2. The Sunwest investments included with the scope of Defendant's fraud are not dependent on the precise form of the investment and consist of all of the following: (a) tenancy in common (TIC) investments in existing Sunwest senior housing facilities; (b) tenancy in common (TIC) investments in development (or "dirt" or "bare land") deals for the purpose of later developing Sunwest senior housing facilities; and (c) preferred membership interest (PMI) investments in either existing or developing Sunwest senior housing facilities.[123]

3. The Clovis and Hobbs PMI transactions in New Mexico, which Harder describes as the offenses of conviction, are only a small subset of Harder's overall scheme to defraud investors.

4. Harder's sale of TIC senior housing facility investments, sale of TIC senior housing development investments ("dirt" or "bare land" TIC deals), and sale of PMI investments (in addition to Clovis and Hobbs) are all part of the same "course of conduct" and "common scheme or plan" as the offenses of conviction, based on the fact that they all share the same modus operandi and the same purpose and are all sufficiently connected or related to each other as to warrant the conclusion that they are part of a single ongoing series of offenses.

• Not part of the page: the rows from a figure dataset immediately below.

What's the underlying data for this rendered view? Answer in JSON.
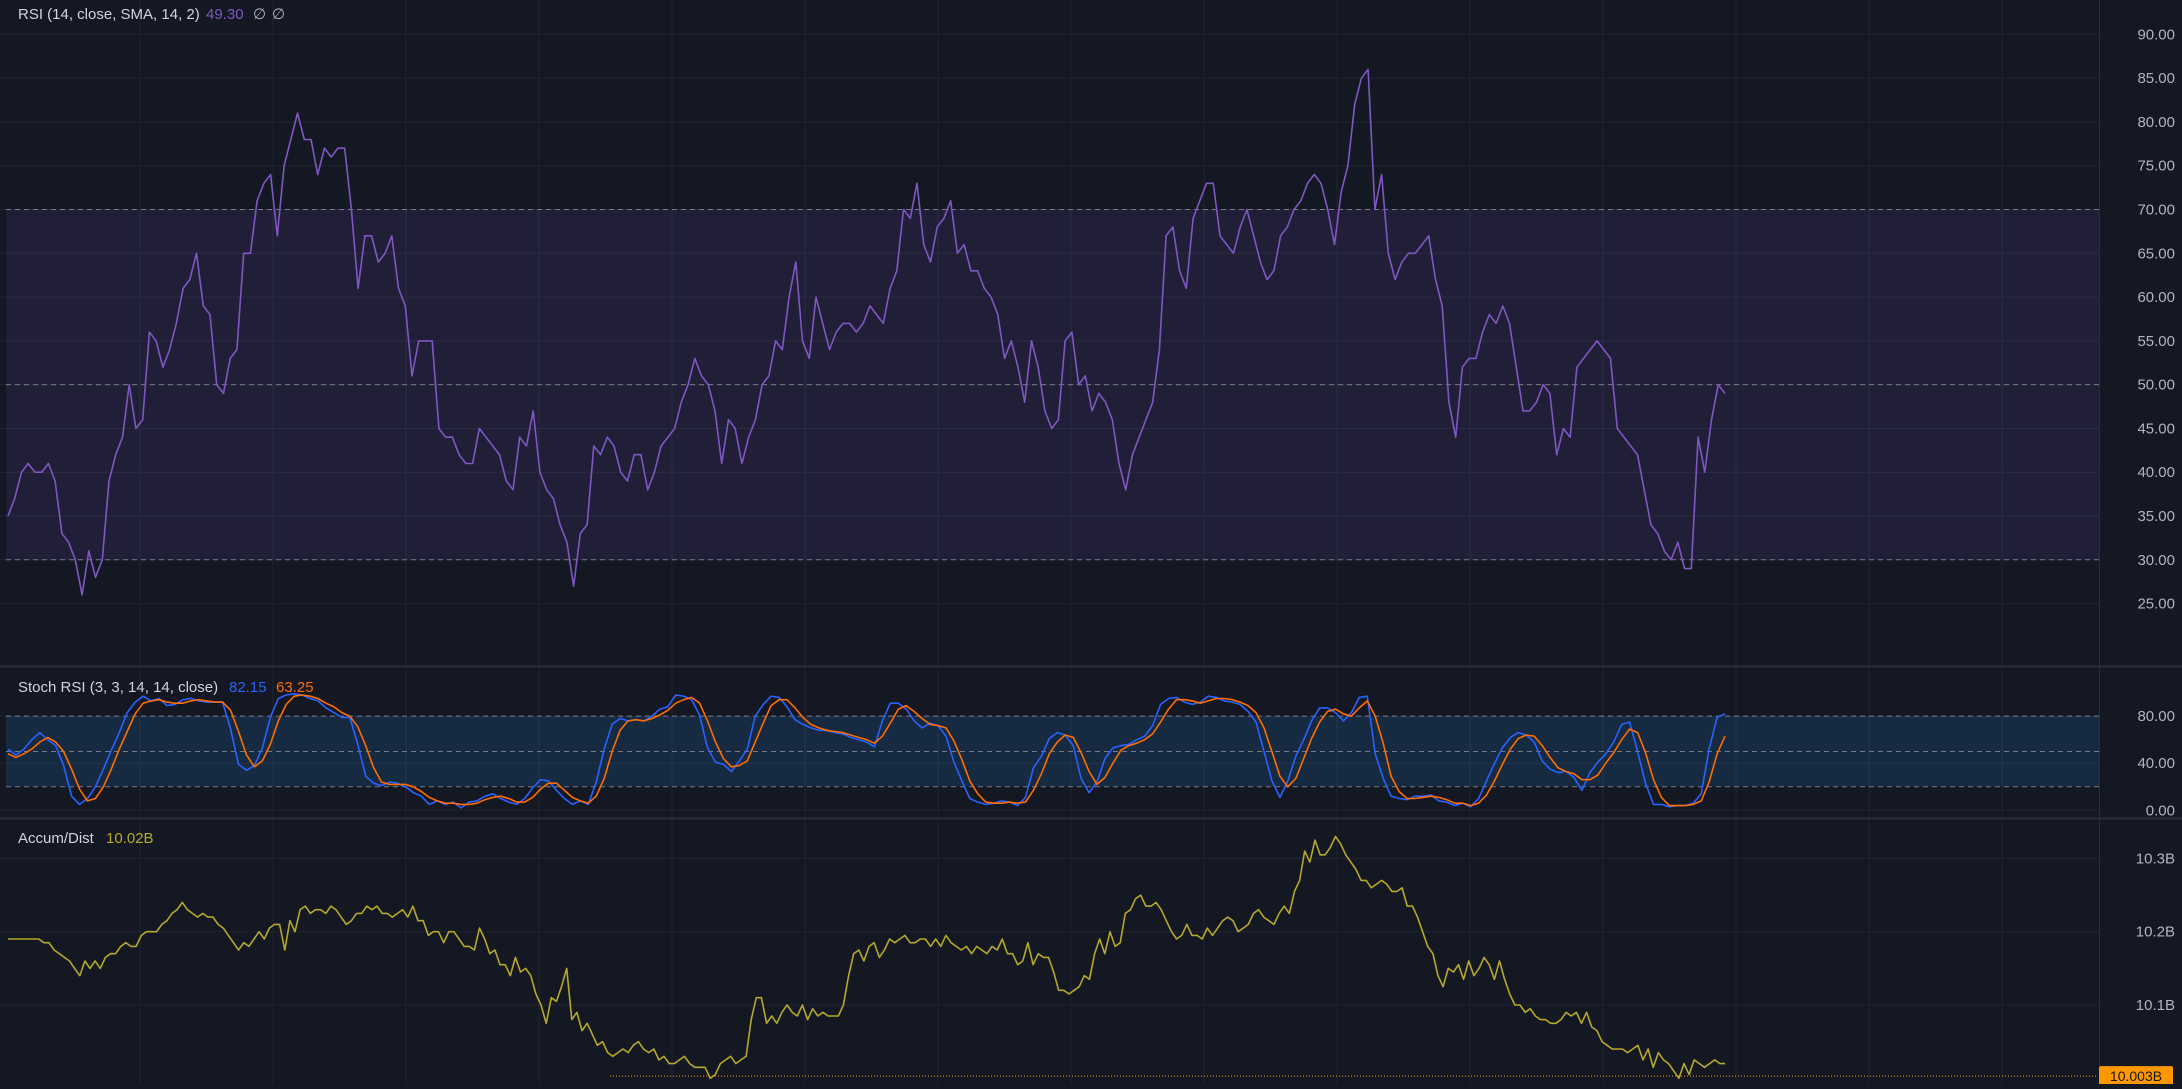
{
  "theme": {
    "background": "#141823",
    "grid": "#212532",
    "separator": "#2a2e39",
    "axis_text": "#b2b5be",
    "label_text": "#d1d4dc",
    "rsi_line": "#7e57c2",
    "rsi_band": "#7e57c2",
    "stoch_k": "#2962ff",
    "stoch_d": "#ff6d00",
    "stoch_band": "#2196f3",
    "ad_line": "#b5a82a",
    "ad_badge": "#ff9800"
  },
  "chart_data": [
    {
      "type": "line",
      "panel": "rsi",
      "label": {
        "name": "RSI (14, close, SMA, 14, 2)",
        "value": "49.30",
        "extra1": "∅",
        "extra2": "∅"
      },
      "yticks": [
        "90.00",
        "85.00",
        "80.00",
        "75.00",
        "70.00",
        "65.00",
        "60.00",
        "55.00",
        "50.00",
        "45.00",
        "40.00",
        "35.00",
        "30.00",
        "25.00"
      ],
      "ylim": [
        20.5,
        91.3
      ],
      "band": [
        30,
        70
      ],
      "levels": [
        70,
        50,
        30
      ],
      "grid": true,
      "series": [
        {
          "values": [
            35,
            37,
            40,
            41,
            40,
            40,
            41,
            39,
            33,
            32,
            30,
            26,
            31,
            28,
            30,
            39,
            42,
            44,
            50,
            45,
            46,
            56,
            55,
            52,
            54,
            57,
            61,
            62,
            65,
            59,
            58,
            50,
            49,
            53,
            54,
            65,
            65,
            71,
            73,
            74,
            67,
            75,
            78,
            81,
            78,
            78,
            74,
            77,
            76,
            77,
            77,
            70,
            61,
            67,
            67,
            64,
            65,
            67,
            61,
            59,
            51,
            55,
            55,
            55,
            45,
            44,
            44,
            42,
            41,
            41,
            45,
            44,
            43,
            42,
            39,
            38,
            44,
            43,
            47,
            40,
            38,
            37,
            34,
            32,
            27,
            33,
            34,
            43,
            42,
            44,
            43,
            40,
            39,
            42,
            42,
            38,
            40,
            43,
            44,
            45,
            48,
            50,
            53,
            51,
            50,
            47,
            41,
            46,
            45,
            41,
            44,
            46,
            50,
            51,
            55,
            54,
            60,
            64,
            55,
            53,
            60,
            57,
            54,
            56,
            57,
            57,
            56,
            57,
            59,
            58,
            57,
            61,
            63,
            70,
            69,
            73,
            66,
            64,
            68,
            69,
            71,
            65,
            66,
            63,
            63,
            61,
            60,
            58,
            53,
            55,
            52,
            48,
            55,
            52,
            47,
            45,
            46,
            55,
            56,
            50,
            51,
            47,
            49,
            48,
            46,
            41,
            38,
            42,
            44,
            46,
            48,
            54,
            67,
            68,
            63,
            61,
            69,
            71,
            73,
            73,
            67,
            66,
            65,
            68,
            70,
            67,
            64,
            62,
            63,
            67,
            68,
            70,
            71,
            73,
            74,
            73,
            70,
            66,
            72,
            75,
            82,
            85,
            86,
            70,
            74,
            65,
            62,
            64,
            65,
            65,
            66,
            67,
            62,
            59,
            48,
            44,
            52,
            53,
            53,
            56,
            58,
            57,
            59,
            57,
            52,
            47,
            47,
            48,
            50,
            49,
            42,
            45,
            44,
            52,
            53,
            54,
            55,
            54,
            53,
            45,
            44,
            43,
            42,
            38,
            34,
            33,
            31,
            30,
            32,
            29,
            29,
            44,
            40,
            46,
            50,
            49
          ]
        }
      ]
    },
    {
      "type": "line",
      "panel": "stoch",
      "label": {
        "name": "Stoch RSI (3, 3, 14, 14, close)",
        "k_value": "82.15",
        "d_value": "63.25"
      },
      "yticks": [
        "80.00",
        "40.00",
        "0.00"
      ],
      "ylim": [
        -4,
        115
      ],
      "band": [
        20,
        80
      ],
      "levels": [
        80,
        50,
        20
      ],
      "grid": true,
      "series": [
        {
          "name": "K",
          "values": [
            52,
            47,
            52,
            60,
            66,
            60,
            55,
            38,
            12,
            5,
            10,
            20,
            35,
            51,
            66,
            83,
            92,
            97,
            93,
            95,
            89,
            90,
            94,
            95,
            93,
            92,
            92,
            92,
            69,
            39,
            34,
            38,
            53,
            79,
            95,
            98,
            99,
            98,
            95,
            93,
            87,
            83,
            79,
            79,
            56,
            29,
            23,
            21,
            24,
            23,
            20,
            15,
            12,
            5,
            8,
            5,
            7,
            2,
            7,
            8,
            12,
            14,
            10,
            7,
            5,
            10,
            19,
            26,
            25,
            17,
            10,
            5,
            8,
            5,
            24,
            52,
            73,
            78,
            76,
            77,
            76,
            80,
            86,
            88,
            98,
            97,
            94,
            81,
            53,
            41,
            39,
            33,
            42,
            52,
            80,
            90,
            97,
            96,
            88,
            77,
            73,
            70,
            68,
            68,
            66,
            65,
            62,
            60,
            58,
            54,
            76,
            91,
            91,
            86,
            76,
            70,
            74,
            72,
            63,
            41,
            25,
            10,
            7,
            5,
            6,
            8,
            7,
            4,
            11,
            36,
            46,
            61,
            66,
            64,
            55,
            27,
            15,
            24,
            44,
            53,
            55,
            56,
            60,
            63,
            72,
            90,
            95,
            96,
            92,
            90,
            92,
            97,
            96,
            93,
            92,
            90,
            84,
            75,
            50,
            25,
            11,
            25,
            46,
            60,
            76,
            87,
            87,
            83,
            76,
            83,
            96,
            97,
            48,
            27,
            12,
            10,
            9,
            12,
            12,
            13,
            8,
            7,
            4,
            6,
            3,
            10,
            25,
            40,
            53,
            62,
            66,
            64,
            58,
            42,
            35,
            32,
            33,
            28,
            17,
            32,
            41,
            48,
            58,
            73,
            75,
            50,
            23,
            5,
            5,
            3,
            4,
            4,
            6,
            14,
            52,
            79,
            82
          ]
        },
        {
          "name": "D",
          "values": [
            48,
            45,
            48,
            52,
            58,
            62,
            58,
            50,
            35,
            18,
            8,
            10,
            20,
            35,
            52,
            67,
            82,
            91,
            93,
            94,
            92,
            91,
            91,
            93,
            94,
            93,
            92,
            92,
            85,
            67,
            47,
            37,
            42,
            56,
            76,
            90,
            97,
            98,
            97,
            95,
            91,
            88,
            83,
            80,
            71,
            55,
            36,
            24,
            22,
            22,
            22,
            20,
            16,
            11,
            8,
            6,
            6,
            5,
            5,
            6,
            9,
            11,
            12,
            10,
            7,
            7,
            11,
            18,
            23,
            23,
            17,
            11,
            8,
            6,
            12,
            27,
            50,
            68,
            76,
            77,
            76,
            78,
            81,
            85,
            91,
            94,
            96,
            91,
            76,
            58,
            44,
            37,
            38,
            42,
            58,
            74,
            89,
            94,
            94,
            87,
            79,
            73,
            70,
            68,
            67,
            66,
            64,
            62,
            60,
            57,
            63,
            74,
            86,
            89,
            84,
            78,
            73,
            72,
            70,
            59,
            43,
            25,
            14,
            7,
            6,
            6,
            7,
            6,
            7,
            17,
            31,
            48,
            58,
            64,
            62,
            49,
            33,
            22,
            28,
            40,
            51,
            55,
            57,
            60,
            65,
            75,
            86,
            94,
            94,
            93,
            91,
            93,
            95,
            95,
            94,
            92,
            89,
            83,
            70,
            50,
            29,
            20,
            27,
            44,
            61,
            75,
            84,
            86,
            82,
            80,
            87,
            93,
            80,
            57,
            29,
            16,
            10,
            10,
            11,
            12,
            11,
            9,
            6,
            6,
            4,
            6,
            13,
            25,
            39,
            52,
            61,
            64,
            63,
            55,
            45,
            36,
            33,
            31,
            26,
            26,
            30,
            40,
            49,
            60,
            69,
            66,
            49,
            26,
            11,
            4,
            4,
            4,
            5,
            8,
            24,
            48,
            63
          ]
        }
      ]
    },
    {
      "type": "line",
      "panel": "accum_dist",
      "label": {
        "name": "Accum/Dist",
        "value": "10.02B"
      },
      "yticks": [
        "10.3B",
        "10.2B",
        "10.1B"
      ],
      "ylim": [
        9.999,
        10.347
      ],
      "price_badge": "10.003B",
      "price_badge_value": 10.003,
      "grid": true,
      "series": [
        {
          "values": [
            10.19,
            10.19,
            10.19,
            10.19,
            10.19,
            10.19,
            10.19,
            10.185,
            10.185,
            10.175,
            10.17,
            10.165,
            10.16,
            10.15,
            10.14,
            10.16,
            10.15,
            10.16,
            10.15,
            10.165,
            10.17,
            10.17,
            10.18,
            10.185,
            10.18,
            10.18,
            10.195,
            10.2,
            10.2,
            10.2,
            10.21,
            10.215,
            10.225,
            10.23,
            10.24,
            10.23,
            10.225,
            10.22,
            10.225,
            10.22,
            10.22,
            10.21,
            10.205,
            10.195,
            10.185,
            10.175,
            10.185,
            10.18,
            10.19,
            10.2,
            10.19,
            10.205,
            10.21,
            10.21,
            10.175,
            10.215,
            10.2,
            10.23,
            10.235,
            10.225,
            10.23,
            10.23,
            10.225,
            10.235,
            10.23,
            10.22,
            10.21,
            10.215,
            10.225,
            10.225,
            10.235,
            10.23,
            10.235,
            10.225,
            10.225,
            10.22,
            10.225,
            10.23,
            10.22,
            10.235,
            10.215,
            10.215,
            10.195,
            10.2,
            10.2,
            10.185,
            10.2,
            10.2,
            10.19,
            10.18,
            10.18,
            10.175,
            10.205,
            10.19,
            10.17,
            10.175,
            10.155,
            10.155,
            10.14,
            10.165,
            10.145,
            10.15,
            10.14,
            10.115,
            10.1,
            10.075,
            10.11,
            10.105,
            10.125,
            10.15,
            10.08,
            10.09,
            10.065,
            10.075,
            10.06,
            10.045,
            10.05,
            10.035,
            10.03,
            10.035,
            10.04,
            10.035,
            10.045,
            10.05,
            10.04,
            10.035,
            10.04,
            10.025,
            10.03,
            10.02,
            10.02,
            10.025,
            10.03,
            10.02,
            10.015,
            10.015,
            10.015,
            10.0,
            10.005,
            10.02,
            10.025,
            10.03,
            10.02,
            10.025,
            10.03,
            10.08,
            10.11,
            10.11,
            10.075,
            10.085,
            10.075,
            10.09,
            10.1,
            10.09,
            10.085,
            10.1,
            10.08,
            10.095,
            10.085,
            10.09,
            10.085,
            10.085,
            10.085,
            10.1,
            10.14,
            10.17,
            10.175,
            10.16,
            10.18,
            10.185,
            10.165,
            10.175,
            10.19,
            10.185,
            10.19,
            10.195,
            10.185,
            10.185,
            10.19,
            10.19,
            10.18,
            10.19,
            10.18,
            10.195,
            10.185,
            10.18,
            10.175,
            10.18,
            10.17,
            10.18,
            10.175,
            10.17,
            10.18,
            10.175,
            10.19,
            10.17,
            10.17,
            10.155,
            10.16,
            10.185,
            10.155,
            10.17,
            10.165,
            10.165,
            10.145,
            10.12,
            10.12,
            10.115,
            10.12,
            10.125,
            10.14,
            10.135,
            10.17,
            10.19,
            10.17,
            10.2,
            10.18,
            10.185,
            10.225,
            10.23,
            10.245,
            10.25,
            10.235,
            10.235,
            10.24,
            10.23,
            10.215,
            10.2,
            10.19,
            10.195,
            10.21,
            10.195,
            10.195,
            10.19,
            10.205,
            10.195,
            10.205,
            10.215,
            10.22,
            10.215,
            10.2,
            10.205,
            10.21,
            10.225,
            10.23,
            10.22,
            10.215,
            10.21,
            10.225,
            10.235,
            10.225,
            10.255,
            10.27,
            10.31,
            10.295,
            10.325,
            10.305,
            10.305,
            10.315,
            10.33,
            10.32,
            10.305,
            10.295,
            10.285,
            10.27,
            10.27,
            10.26,
            10.265,
            10.27,
            10.265,
            10.255,
            10.255,
            10.26,
            10.235,
            10.235,
            10.22,
            10.2,
            10.18,
            10.17,
            10.14,
            10.125,
            10.15,
            10.145,
            10.155,
            10.135,
            10.16,
            10.14,
            10.15,
            10.165,
            10.155,
            10.135,
            10.16,
            10.135,
            10.115,
            10.1,
            10.1,
            10.09,
            10.095,
            10.085,
            10.08,
            10.08,
            10.075,
            10.075,
            10.08,
            10.09,
            10.085,
            10.09,
            10.075,
            10.09,
            10.07,
            10.065,
            10.05,
            10.045,
            10.04,
            10.04,
            10.04,
            10.035,
            10.04,
            10.045,
            10.025,
            10.04,
            10.015,
            10.035,
            10.025,
            10.02,
            10.01,
            10.0,
            10.02,
            10.005,
            10.025,
            10.02,
            10.015,
            10.02,
            10.025,
            10.02,
            10.02
          ]
        }
      ]
    }
  ]
}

Specifically, they all entail obtaining investors' funds in Sunwest-affilated senior housing facilities or development projects through the same material misrepresentations, misleading half-truths, and omissions, all with the intention and knowing effect of depriving the victims of that fraud of the opportunity to weigh the true benefits and risks of their investment transactions.


The Court finds that the scope of Defendant's scheme to defraud exceeds the two counts of conviction and that the relevant conduct includes all Sunwest senior housing facility and senior housing development investments sold by Defendant, directly or indirectly by persons acting under his control, supervision, or direction, to investors from January 1, 2006, through July 7, 2008, regardless of the specific form of those investments, whether TIC or PMI. The U.S. Probation Office for the District of Oregon shall prepare a presentence report consistent with these Findings of Fact and Conclusions of Law. As part of that report, the Probation Office shall calculate the offense level under the USSG in two alternative versions. The first version shall be based on the existing - Guidelines, and the second version shall be based on the assumption that the currently proposed Amendments to the Sentencing Guidelines (preliminarily issued on April 9, 2015) will become effective as of November 1, 2015. See USSG § 1B1.11(a) ("The court shall use the Guidelines Manual in effect on the date that the defendant is sentenced."). Pursuant to the parties' plea agreement, Dkt. 109, ¶ 4, Phase II of Defendant's sentencing proceeding will begin on November 16, 2015. Dkt. 107.